The Earth’s thermostat is broken. That is the stark conclusion from the UK Met Office, which today confirmed that global average temperatures for the past 12 months have exceeded 1.5°C above pre-industrial levels for the first time in recorded history. This is not a model projection. This is observed data. The planet is now operating outside the most ambitious guardrail set by the Paris Agreement, and the physics of the atmosphere will not negotiate with our intentions.
Dr. Helena Vance, Science & Climate Correspondent — The Met Office’s HadCRUT5 dataset, which combines measurements from over 10,000 land and ocean stations, shows that the period from February 2023 to January 2024 averaged 1.52°C above the 1850-1900 baseline. The margin of error is ±0.07°C, meaning we are safely above the line. This is not a one-month anomaly. It is a sustained breach. The previous record for a 12-month period was set in 2016, during a strong El Niño. That record now stands broken by 0.17°C.
Let us be clear about what this means. The Paris Agreement’s 1.5°C target is not a cliff edge beyond which all is lost. It is a threshold of increasing risk. Every tenth of a degree matters because the Earth system responds non-linearly. The extra energy retained by the atmosphere is equivalent to detonating four Hiroshima atomic bombs per second, every second, since the industrial revolution. That energy does not disappear. It melts ice, warms oceans, and intensifies weather.
We are already seeing the consequences. The Copernicus Climate Change Service reports that Arctic sea ice extent in January was the lowest on record for that month. Antarctic sea ice continues to hover at record lows, with the continent losing mass at an accelerating rate.
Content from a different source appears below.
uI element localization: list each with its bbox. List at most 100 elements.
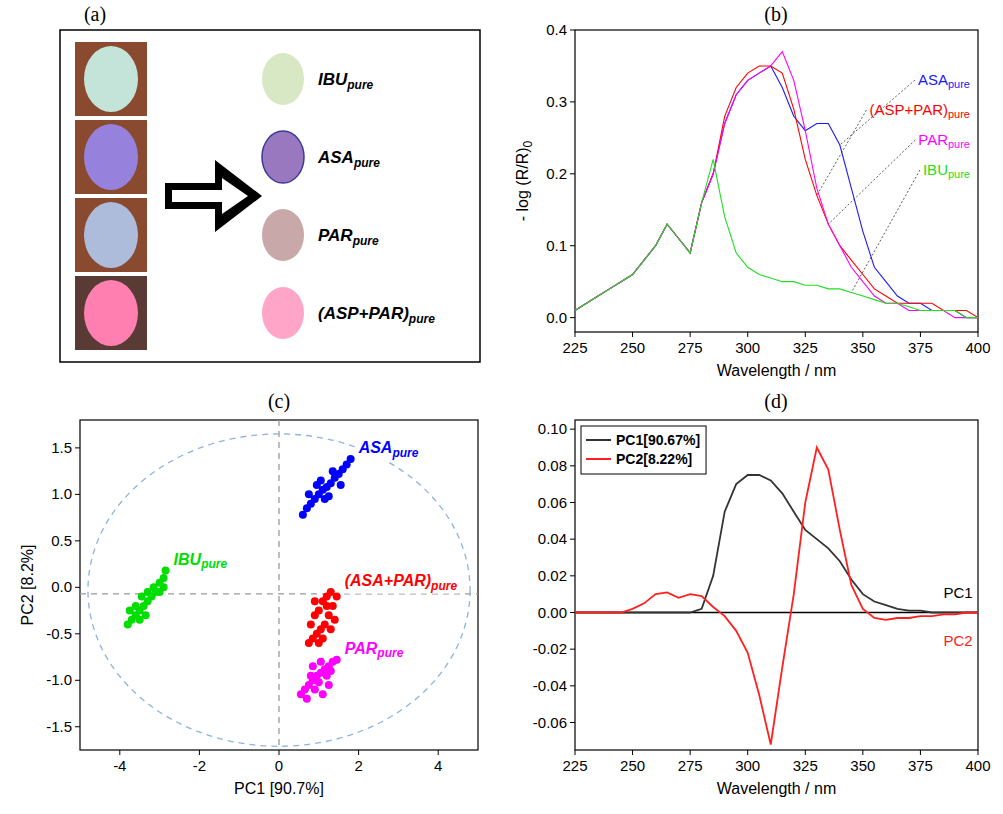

The North Atlantic sea surface temperature in 2023 was the highest in at least 40,000 years — yes, that is a geological timescale. The implications for marine ecosystems and fisheries are profound.
The Met Office’s chief scientist, Professor Richard Allan, put it succinctly: “We are entering a new climate reality. The 1.5°C limit is de facto dead for this year, and likely for the coming years, given the inertia of the climate system and continued fossil fuel emissions.” The statement carries the calm urgency that science demands. There is no panic in the data. Only a quiet alarm.
Some may ask: is this the new normal? The answer is no. Normal is a moving baseline. If emissions continue at current rates, we will hit 2°C within two decades. At that point, extreme heatwaves that currently occur once in 50 years will become annual events. Coral reefs will functionally disappear. The Greenland ice sheet will pass a tipping point, committing sea levels to metres of rise. This is not speculation. This is physics.
What can be done? The solutions are known. Renewable energy is now cheaper than coal in most markets. Battery storage is scaling exponentially. Electric vehicle sales grew by 35% in 2023. But the pace is insufficient. We need to deploy these technologies at wartime speed, not peacetime convenience. The carbon budget for 1.5°C is effectively exhausted. Every tonne of CO2 we emit from now on is borrowed against our children’s future.
The data do not offer hope. They offer a choice. We can continue to treat the atmosphere as an open sewer, or we can treat it as the fragile envelope that sustains all life. The thermometers do not lie. The question is whether we will listen.
For now, the records fall like dominoes. Each one is a signal that the Earth is changing in ways that human civilisation has never experienced. We are living through the largest uncontrolled experiment in planetary history. And the results are coming in.